Reach has told investors that it will gear-up the balance sheet to 1x EBITDA (c£150m), which might mean an acquisition of, say, £200m. But investors (and, come to that, the world of private equity) are indicating their potential support for digital transformation: deals that would completely change the company’s operations and valuation.

The potential targets or partners might come under three broad headings:

Price comparison: These money saving sites increasingly fit with media company marketing, membership and subscriptions. Magazine and news companies are all over them: Axel Springer (Idealo), Future Plc (GoCompare), Meredith (BizRate), and Bauer (Zmarta). Reach might be able to merge with, acquire or establish a strategic partnership with the private equity-owned SkinFlint (Austria-based), Price Runner (Sweden), or Confused, owned by Admiral insurance in the UK.

Pureplay digital: The wide range of possibilities could embrace: the privately-owned Ladbible whose SportBible and GamingBible help it attract a claimed audience of more than 100m young people. In 2019, it had revenue/EBITDA of £29m/ £5.7m. Or, perhaps, there will be the much larger opportunity to sell Reach into the 21-year-old Red Ventures, of the US. The pe-owned $500m-revenue digital media company owns 100 brands and platforms including: CNET, Lonely Planet, Bankrate, Uswitch, and BestColleges, and has a claimed 500m monthly uniques. A combination with Reach could turbocharge RV’s content-rich platforms and price comparison sites in the UK and beyond.

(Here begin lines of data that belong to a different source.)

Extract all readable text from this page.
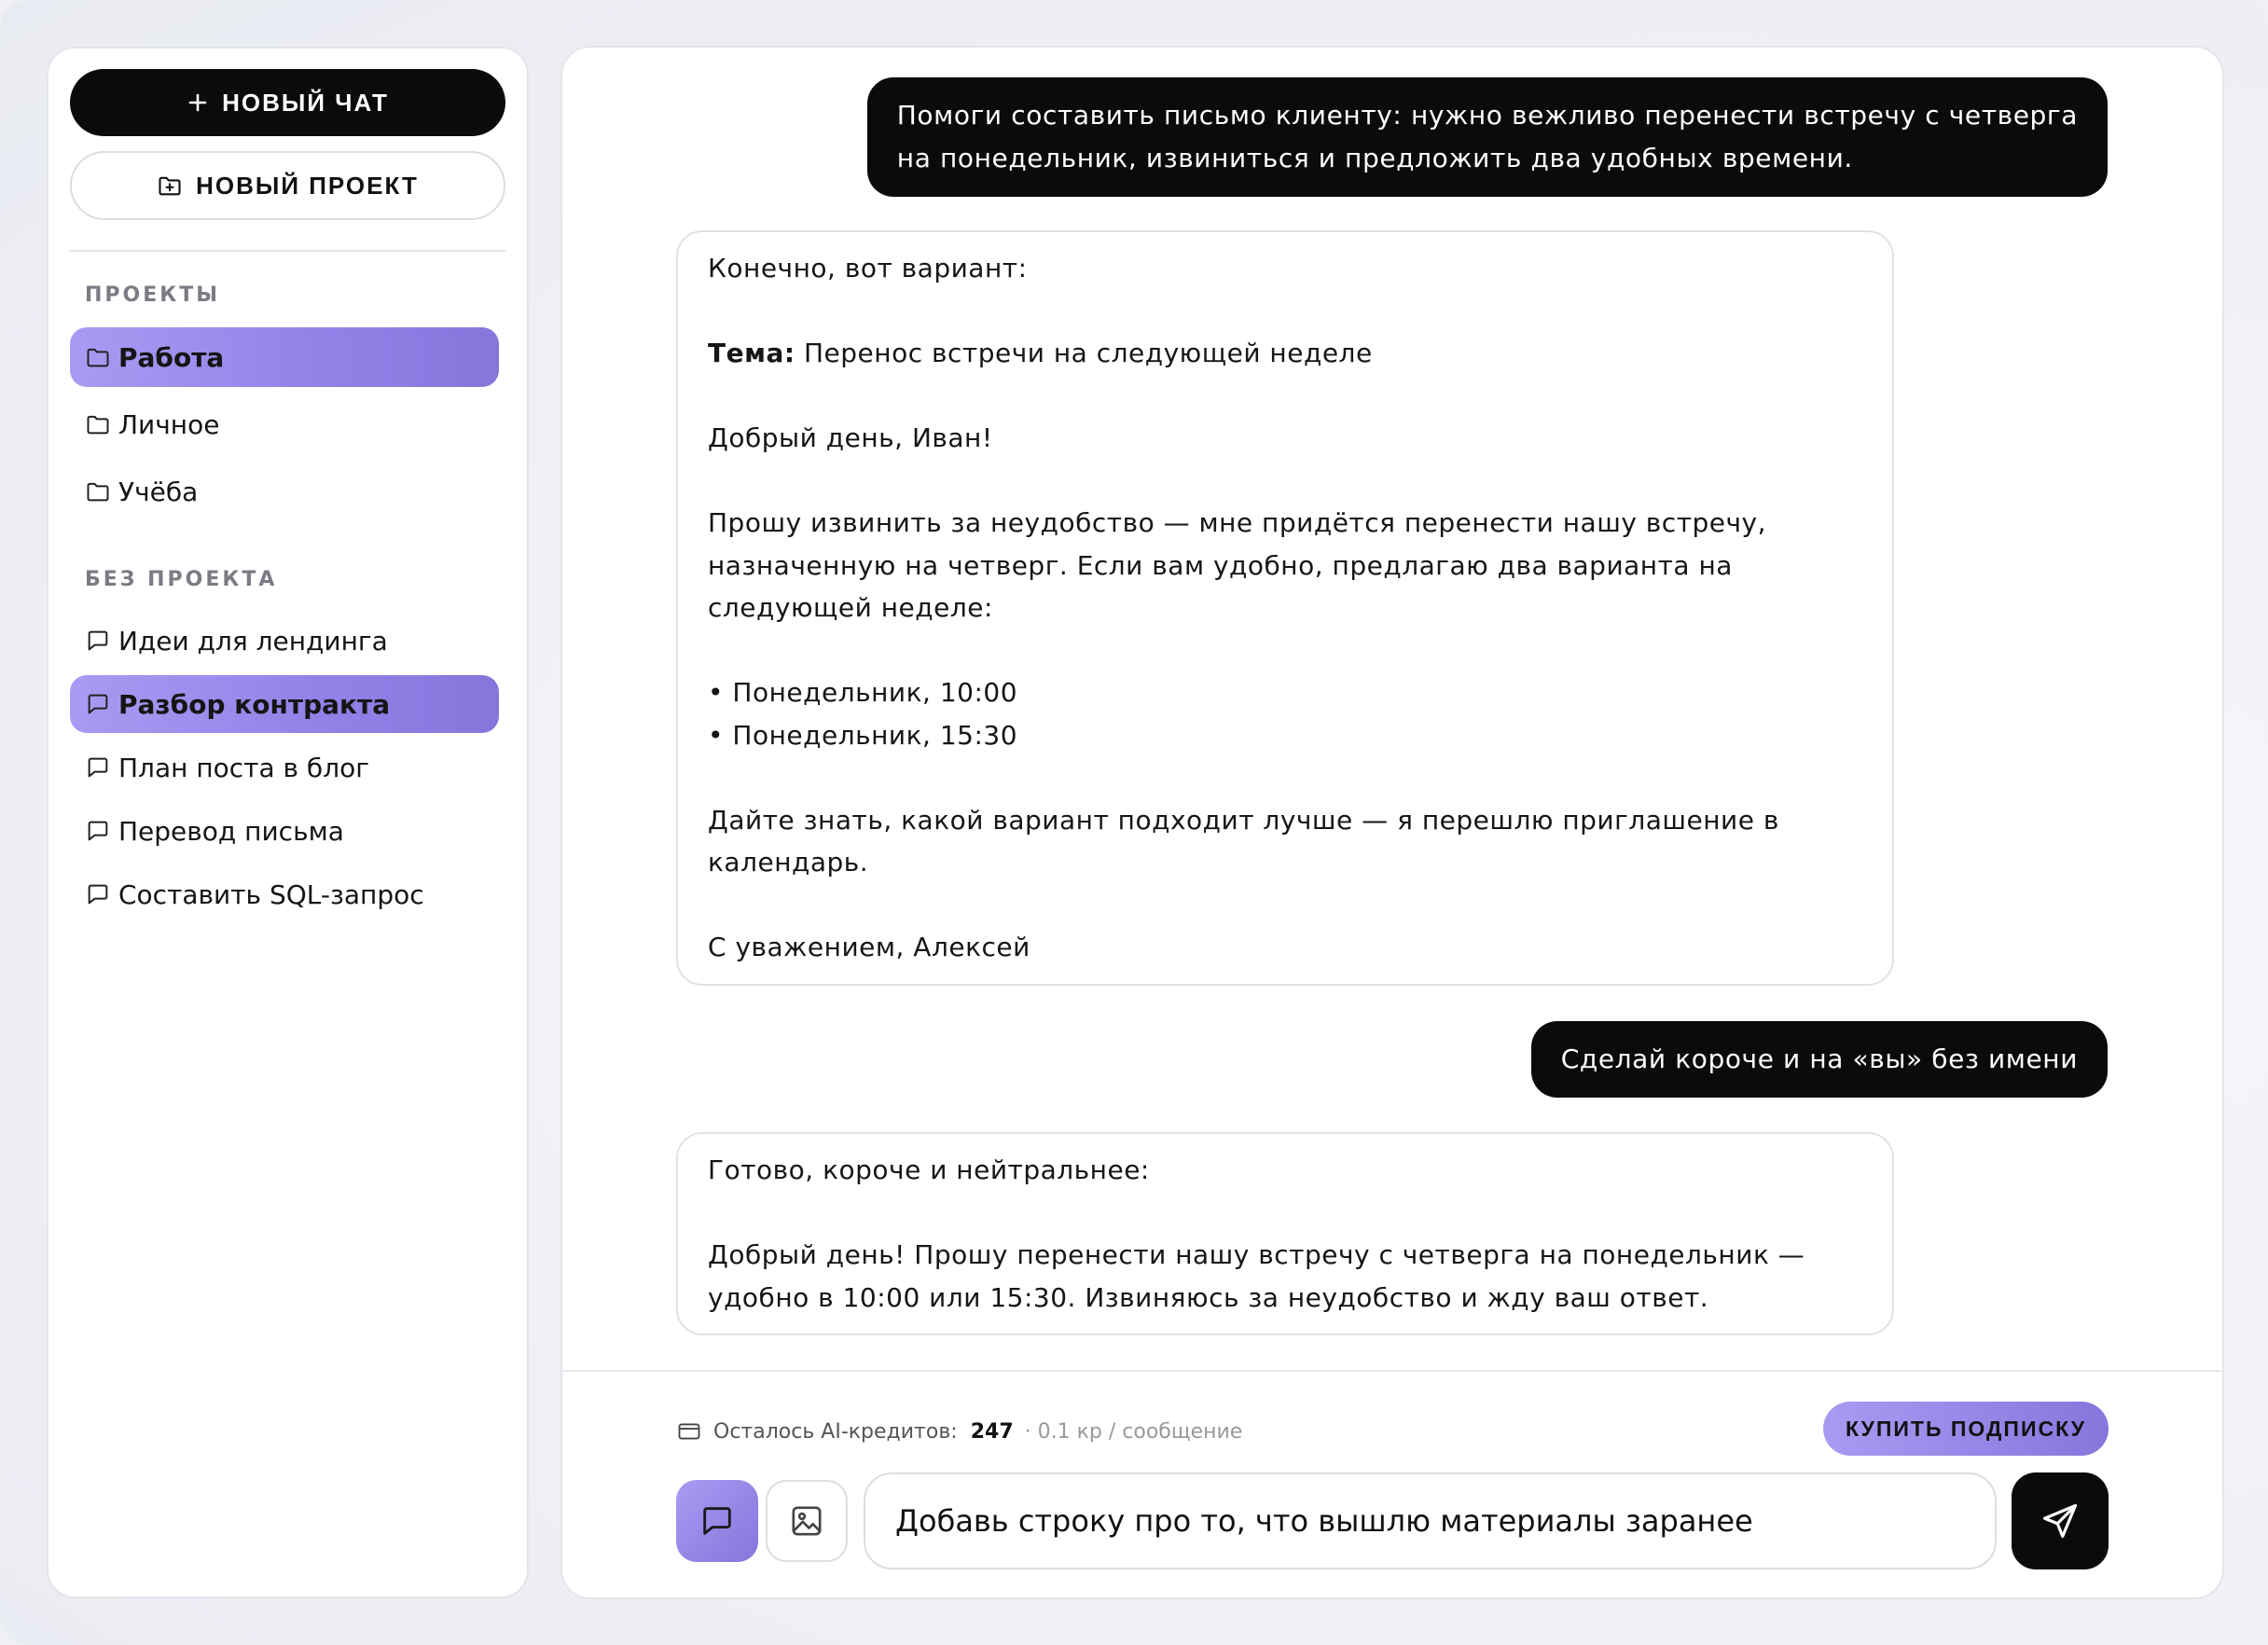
НОВЫЙ ЧАТ
НОВЫЙ ПРОЕКТ
ПРОЕКТЫ
Работа
Личное
Учёба
БЕЗ ПРОЕКТА
Идеи для лендинга
Разбор контракта
План поста в блог
Перевод письма
Составить SQL-запрос
Помоги составить письмо клиенту: нужно вежливо перенести встречу с четверга
на понедельник, извиниться и предложить два удобных времени.

Конечно, вот вариант:

Тема: Перенос встречи на следующей неделе

Добрый день, Иван!

Прошу извинить за неудобство — мне придётся перенести нашу встречу,

назначенную на четверг. Если вам удобно, предлагаю два варианта на

следующей неделе:

• Понедельник, 10:00

• Понедельник, 15:30

Дайте знать, какой вариант подходит лучше — я перешлю приглашение в

календарь.

С уважением, Алексей

Сделай короче и на «вы» без имени

Готово, короче и нейтральнее:

Добрый день! Прошу перенести нашу встречу с четверга на понедельник —

удобно в 10:00 или 15:30. Извиняюсь за неудобство и жду ваш ответ.

Осталось AI-кредитов: 247 · 0.1 кр / сообщение	КУПИТЬ ПОДПИСКУ
Добавь строку про то, что вышлю материалы заранее
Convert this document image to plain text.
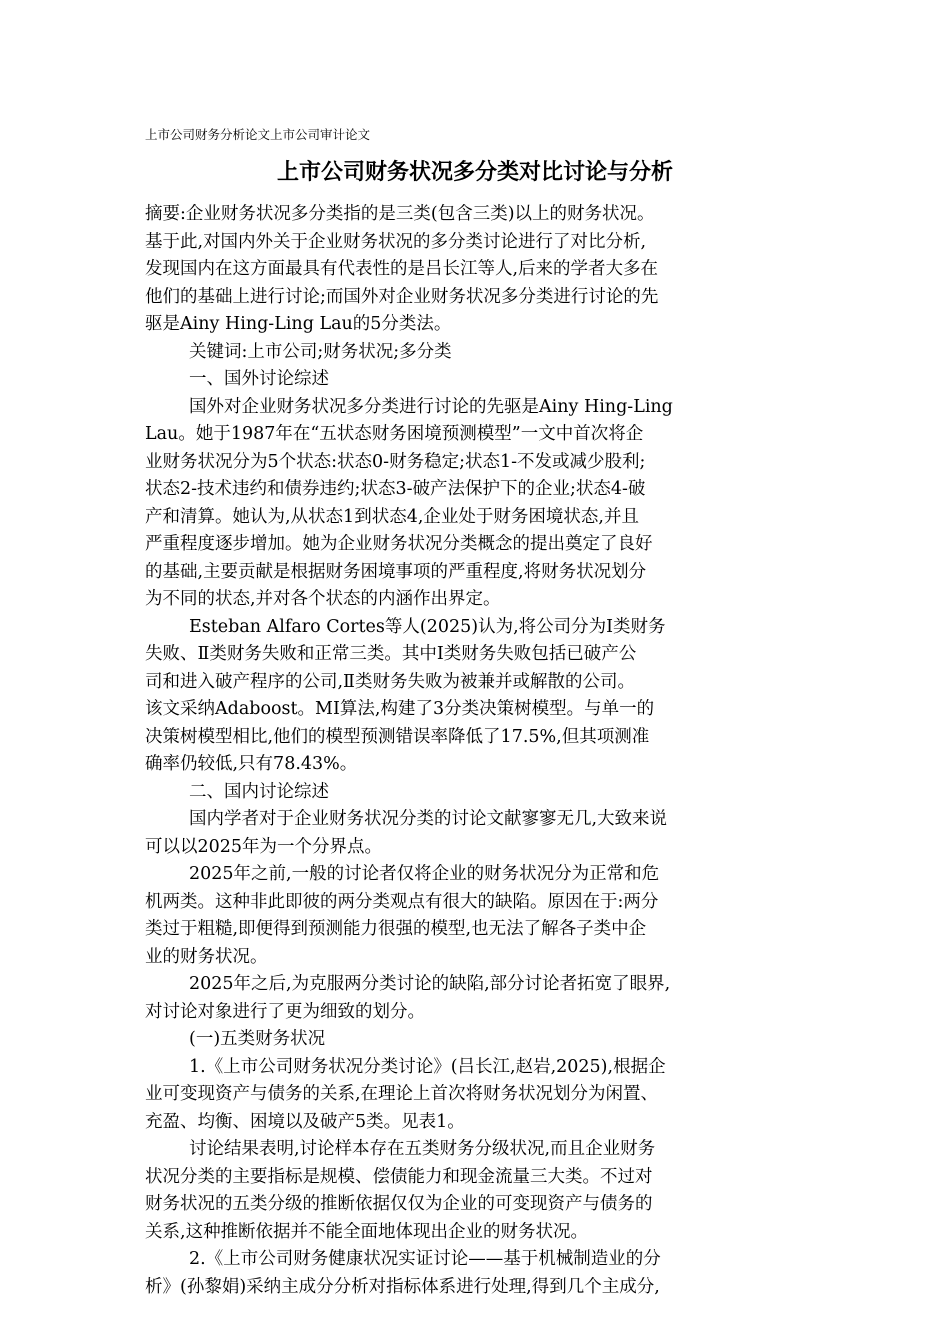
上市公司财务分析论文上市公司审计论文
上市公司财务状况多分类对比讨论与分析
摘要:企业财务状况多分类指的是三类(包含三类)以上的财务状况。
基于此,对国内外关于企业财务状况的多分类讨论进行了对比分析,
发现国内在这方面最具有代表性的是吕长江等人,后来的学者大多在
他们的基础上进行讨论;而国外对企业财务状况多分类进行讨论的先
驱是Ainy Hing-Ling Lau的5分类法。
关键词:上市公司;财务状况;多分类
一、国外讨论综述
国外对企业财务状况多分类进行讨论的先驱是Ainy Hing-Ling
Lau。她于1987年在“五状态财务困境预测模型”一文中首次将企
业财务状况分为5个状态:状态0-财务稳定;状态1-不发或减少股利;
状态2-技术违约和债券违约;状态3-破产法保护下的企业;状态4-破
产和清算。她认为,从状态1到状态4,企业处于财务困境状态,并且
严重程度逐步增加。她为企业财务状况分类概念的提出奠定了良好
的基础,主要贡献是根据财务困境事项的严重程度,将财务状况划分
为不同的状态,并对各个状态的内涵作出界定。
Esteban Alfaro Cortes等人(2025)认为,将公司分为Ⅰ类财务
失败、Ⅱ类财务失败和正常三类。其中Ⅰ类财务失败包括已破产公
司和进入破产程序的公司,Ⅱ类财务失败为被兼并或解散的公司。
该文采纳Adaboost。MI算法,构建了3分类决策树模型。与单一的
决策树模型相比,他们的模型预测错误率降低了17.5%,但其项测准
确率仍较低,只有78.43%。
二、国内讨论综述
国内学者对于企业财务状况分类的讨论文献寥寥无几,大致来说
可以以2025年为一个分界点。
2025年之前,一般的讨论者仅将企业的财务状况分为正常和危
机两类。这种非此即彼的两分类观点有很大的缺陷。原因在于:两分
类过于粗糙,即便得到预测能力很强的模型,也无法了解各子类中企
业的财务状况。
2025年之后,为克服两分类讨论的缺陷,部分讨论者拓宽了眼界,
对讨论对象进行了更为细致的划分。
(一)五类财务状况
1.《上市公司财务状况分类讨论》(吕长江,赵岩,2025),根据企
业可变现资产与债务的关系,在理论上首次将财务状况划分为闲置、
充盈、均衡、困境以及破产5类。见表1。
讨论结果表明,讨论样本存在五类财务分级状况,而且企业财务
状况分类的主要指标是规模、偿债能力和现金流量三大类。不过对
财务状况的五类分级的推断依据仅仅为企业的可变现资产与债务的
关系,这种推断依据并不能全面地体现出企业的财务状况。
2.《上市公司财务健康状况实证讨论——基于机械制造业的分
析》(孙黎娟)采纳主成分分析对指标体系进行处理,得到几个主成分,
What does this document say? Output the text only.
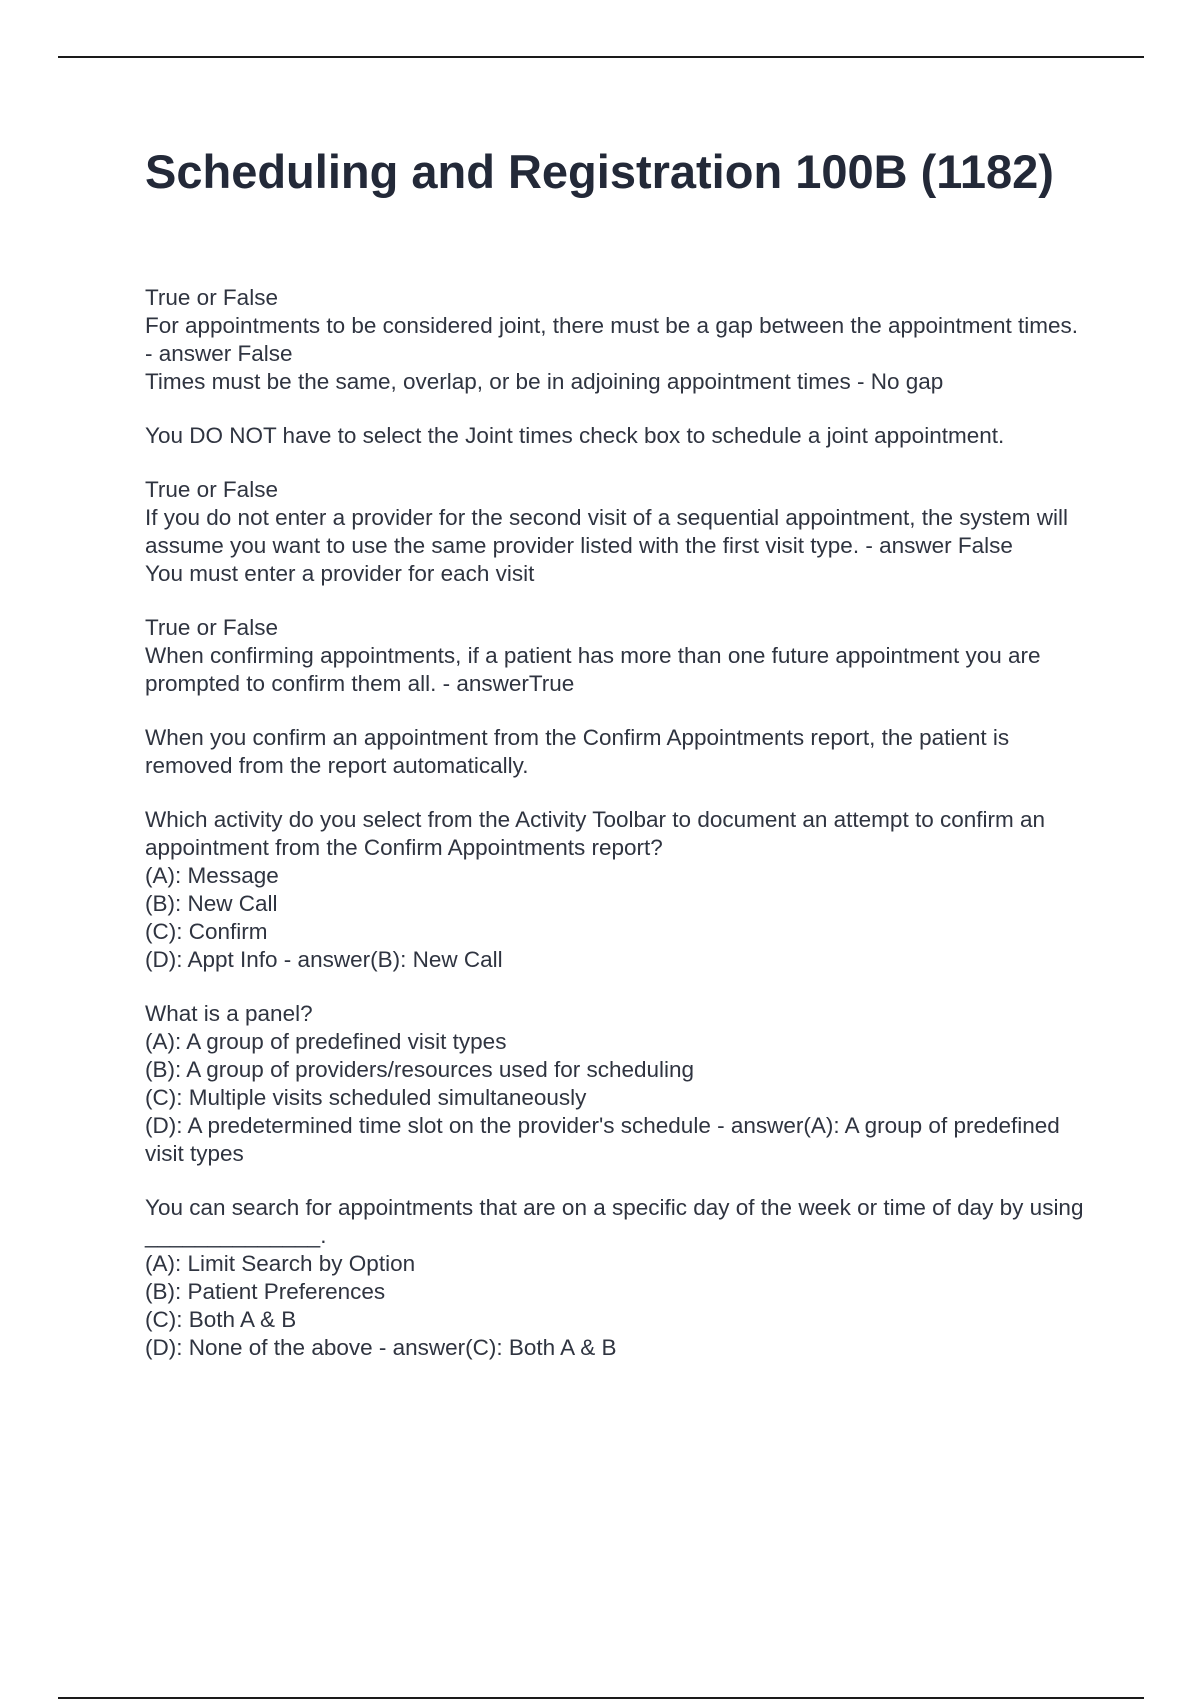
Scheduling and Registration 100B (1182)
True or False
For appointments to be considered joint, there must be a gap between the appointment times. - answer False
Times must be the same, overlap, or be in adjoining appointment times - No gap
You DO NOT have to select the Joint times check box to schedule a joint appointment.
True or False
If you do not enter a provider for the second visit of a sequential appointment, the system will assume you want to use the same provider listed with the first visit type. - answer False
You must enter a provider for each visit
True or False
When confirming appointments, if a patient has more than one future appointment you are prompted to confirm them all. - answerTrue
When you confirm an appointment from the Confirm Appointments report, the patient is removed from the report automatically.
Which activity do you select from the Activity Toolbar to document an attempt to confirm an appointment from the Confirm Appointments report?
(A): Message
(B): New Call
(C): Confirm
(D): Appt Info - answer(B): New Call
What is a panel?
(A): A group of predefined visit types
(B): A group of providers/resources used for scheduling
(C): Multiple visits scheduled simultaneously
(D): A predetermined time slot on the provider's schedule - answer(A): A group of predefined visit types
You can search for appointments that are on a specific day of the week or time of day by using ______________.
(A): Limit Search by Option
(B): Patient Preferences
(C): Both A & B
(D): None of the above - answer(C): Both A & B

Football: Reach is built on the UK’s obsession with football (soccer). It has strong newspapers in virtually all the cities represented in the cash-rich English Premier League and many others throughout the UK. It has the capacity to create any number of paid-for and free local and national services to exploit the strength of its football reporting but also to tap into the biggest paymasters of The Beautiful Game – betting and pay TV. This could raise the prospect of M&A with television and radio broadcasters or the streamers Netflix and Prime Video. Could Comcast’s Sky TV, ITV, Amazon or Apple be interested in linking with the UK’s largest newspaper group?

Next month, Reach presents its half-year results. Investment analysts will be listening intently for hints about the future of the company that even Robert Maxwell couldn’t kill. Can’t wait.